Before and After Brexit Weekly Update

Governor Powell was the first FOMC participant to weigh in on the effect of Brexit on the outlook. Other participants’ remarks did not add much beyond what he said. He noted that Brexit added new headwinds and new uncertainties and had resulted in a modest tightening of U.S. financial conditions so far, but that it was too early to judge the macro effects on the U.S. President Mester added that Brexit is a “developing story” and that, while the risks and uncertainty have increased, “it is too early to judge whether conditions in the aftermath of the decision will necessitate a material change in the modal outlook.” President Kaplan echoed this view, noting, “There’s the financial market adjustment, which we see going on for the last few days, and that will eventually be completed.

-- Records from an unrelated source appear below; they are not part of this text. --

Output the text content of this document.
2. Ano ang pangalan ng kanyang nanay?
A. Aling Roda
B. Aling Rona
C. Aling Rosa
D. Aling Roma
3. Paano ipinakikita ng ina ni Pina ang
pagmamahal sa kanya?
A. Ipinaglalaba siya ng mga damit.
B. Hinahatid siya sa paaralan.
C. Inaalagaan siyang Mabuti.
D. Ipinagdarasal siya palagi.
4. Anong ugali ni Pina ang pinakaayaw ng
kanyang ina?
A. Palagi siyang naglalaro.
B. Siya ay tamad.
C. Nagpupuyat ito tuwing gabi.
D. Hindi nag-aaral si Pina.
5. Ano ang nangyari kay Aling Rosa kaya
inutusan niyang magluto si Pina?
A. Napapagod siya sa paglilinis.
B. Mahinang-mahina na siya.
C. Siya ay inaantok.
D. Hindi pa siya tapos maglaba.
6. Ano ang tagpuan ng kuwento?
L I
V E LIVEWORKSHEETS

The second level is what’s the impact on GDP growth in the U.K. and in the EU, and I think the jury is out on that.” Vice Chair Fischer noted that the outlook would be shaped both by the effect of Brexit and other factors: “As we consider the effects of Brexit, we’ve got to put that effect on the U.S. together with what else is going on in the U.S. economy…And probably the other things that are going on are more important for the U.S. outlook…than Brexit all by itself.” Kaplan was perhaps more concerned about spillover effects: “The third issue is—which I’ll be watching but which will take longer, and is in many ways the most significant—is what are the other spillover effects. Is there contagion?” Bullard said that the decline in yields following Brexit probably offset any effect from the small rise in the dollar and that the “verdict so far is that Brexit will not have a big impact on the U.S., possibly zero.”